The volume of studies included for analysis was a major strength of the present review. The total number of participants involved provided a greater power to the conclusions drawn from the literature. Furthermore, study participants were representative of the AIS female dominant gender distributions apparent in the community. Comparisons and conclusions are however limited by posturography methodological differences between studies and a need for standardisation of study protocols for future research. A review by Ruhe et al. [29] concluded that a minimum of 90-s sampling time, an average of three to five repetitions and sampling frequency of 100 Hz are required to reach acceptable reliability for most COP parameters. Therefore, we suggest that future studies assessing COP parameters in AIS adopt the above study protocol as baseline testing in unperturbed stance with the addition of participants’ feet spaced 23 cm apart, pointing externally 15°, and eyes focused on target 1.2 m ahead at eye level. More studies investigating sensory integration, with perturbed stance, are needed to allow for meta-analysis of data from studies testing proposed sensory integration hypothesis.

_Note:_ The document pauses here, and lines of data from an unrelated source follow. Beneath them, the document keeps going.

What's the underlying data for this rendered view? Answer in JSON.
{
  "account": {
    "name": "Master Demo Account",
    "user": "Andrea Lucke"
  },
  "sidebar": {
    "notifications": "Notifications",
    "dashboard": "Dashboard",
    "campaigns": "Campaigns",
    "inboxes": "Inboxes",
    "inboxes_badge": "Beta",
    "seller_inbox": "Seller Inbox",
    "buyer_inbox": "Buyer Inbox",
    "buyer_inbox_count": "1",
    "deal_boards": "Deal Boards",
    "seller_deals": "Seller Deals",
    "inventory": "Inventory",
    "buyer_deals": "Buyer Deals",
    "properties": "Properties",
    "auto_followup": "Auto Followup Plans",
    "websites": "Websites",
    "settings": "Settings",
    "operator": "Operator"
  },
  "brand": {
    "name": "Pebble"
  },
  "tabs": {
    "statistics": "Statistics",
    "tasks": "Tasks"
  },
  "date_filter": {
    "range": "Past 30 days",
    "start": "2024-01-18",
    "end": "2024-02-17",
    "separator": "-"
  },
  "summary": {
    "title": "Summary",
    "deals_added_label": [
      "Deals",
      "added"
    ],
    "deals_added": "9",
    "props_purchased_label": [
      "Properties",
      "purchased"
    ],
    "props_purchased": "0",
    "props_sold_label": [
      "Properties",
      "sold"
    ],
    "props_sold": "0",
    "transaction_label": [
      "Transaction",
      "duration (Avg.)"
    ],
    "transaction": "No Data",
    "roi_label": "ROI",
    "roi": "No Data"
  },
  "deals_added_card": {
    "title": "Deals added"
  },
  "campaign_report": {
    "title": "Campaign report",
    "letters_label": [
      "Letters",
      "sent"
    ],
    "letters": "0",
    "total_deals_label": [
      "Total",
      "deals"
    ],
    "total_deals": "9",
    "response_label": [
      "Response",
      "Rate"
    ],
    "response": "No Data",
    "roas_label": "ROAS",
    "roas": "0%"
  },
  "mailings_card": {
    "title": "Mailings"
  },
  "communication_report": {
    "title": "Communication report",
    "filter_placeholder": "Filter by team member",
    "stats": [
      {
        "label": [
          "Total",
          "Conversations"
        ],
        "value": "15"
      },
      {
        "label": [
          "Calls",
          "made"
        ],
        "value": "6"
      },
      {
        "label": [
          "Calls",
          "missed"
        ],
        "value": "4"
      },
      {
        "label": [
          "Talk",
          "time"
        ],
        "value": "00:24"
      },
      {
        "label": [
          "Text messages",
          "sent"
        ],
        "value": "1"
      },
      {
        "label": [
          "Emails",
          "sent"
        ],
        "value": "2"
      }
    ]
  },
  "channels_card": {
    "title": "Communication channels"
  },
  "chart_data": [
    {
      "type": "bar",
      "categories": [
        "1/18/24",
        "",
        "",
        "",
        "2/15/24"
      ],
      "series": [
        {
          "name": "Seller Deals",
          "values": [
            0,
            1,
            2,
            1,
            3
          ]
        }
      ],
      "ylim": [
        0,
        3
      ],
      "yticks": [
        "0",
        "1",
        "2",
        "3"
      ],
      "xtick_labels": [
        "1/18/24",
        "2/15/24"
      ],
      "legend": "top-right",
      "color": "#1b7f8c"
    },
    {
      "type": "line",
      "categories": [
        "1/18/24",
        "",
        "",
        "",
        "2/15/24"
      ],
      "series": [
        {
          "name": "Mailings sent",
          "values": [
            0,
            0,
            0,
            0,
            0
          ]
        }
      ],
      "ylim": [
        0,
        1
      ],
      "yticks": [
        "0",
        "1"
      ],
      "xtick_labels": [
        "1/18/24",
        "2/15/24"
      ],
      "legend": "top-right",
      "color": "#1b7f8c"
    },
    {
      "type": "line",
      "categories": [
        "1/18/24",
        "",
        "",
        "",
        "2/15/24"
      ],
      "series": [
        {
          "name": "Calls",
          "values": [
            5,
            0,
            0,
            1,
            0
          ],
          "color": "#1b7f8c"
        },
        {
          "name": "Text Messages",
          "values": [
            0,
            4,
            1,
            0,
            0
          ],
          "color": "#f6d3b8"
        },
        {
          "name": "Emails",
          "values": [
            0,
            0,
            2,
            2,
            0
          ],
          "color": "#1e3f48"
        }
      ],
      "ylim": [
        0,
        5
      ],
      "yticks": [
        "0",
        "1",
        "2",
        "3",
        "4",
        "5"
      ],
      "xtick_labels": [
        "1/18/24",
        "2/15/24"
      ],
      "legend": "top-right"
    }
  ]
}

It is also important to consider potential limitations of the current review. For example, 2 of the studies in the meta-analyses showed a high risk of bias [54, 57], 5 moderate [45, 46, 51, 55, 58] and 2 low risk-of-bias [42, 49]. Furthermore, posturography methodological quality checklist displayed 1 study showing low [58], 3 moderate [42, 46, 54] and 5 high-quality scores for studies included in the meta-analyses [45, 49, 51, 55, 57]. Discrepant methodological quality may be explained by differing aims, sampling methods, AIS curve types and size heterogeneity as well as reporting of maturation characteristics. For example, some studies primarily aimed to investigate the effect of back pack load on COP parameters, differences in gait patterns and risk of falls within subgroups of AIS [42, 53, 58]. None of the studies discussed statistical power and there was a lack of consistency in reporting sampling as well as AIS classification. These factors may influence the variation around the COP parameter means within AIS samples, but one must also consider the inherent variation that exists within CON. Future research in this field would benefit from standardised reporting of sampling, posturography methods as well as anthropometrical and maturation characteristics of AIS and typically developed adolescent populations.

Conclusion

There is moderate quality evidence for decreased postural stability in AIS measured as COP parameters sway area, ML and AP range with a positional shift posteriorly in the sagittal plane. The findings support studying postural stability in early stage AIS and also prospectively identify cause and effect of the curvature as well as effectiveness of postural control interventions in the prevention of scoliosis progression.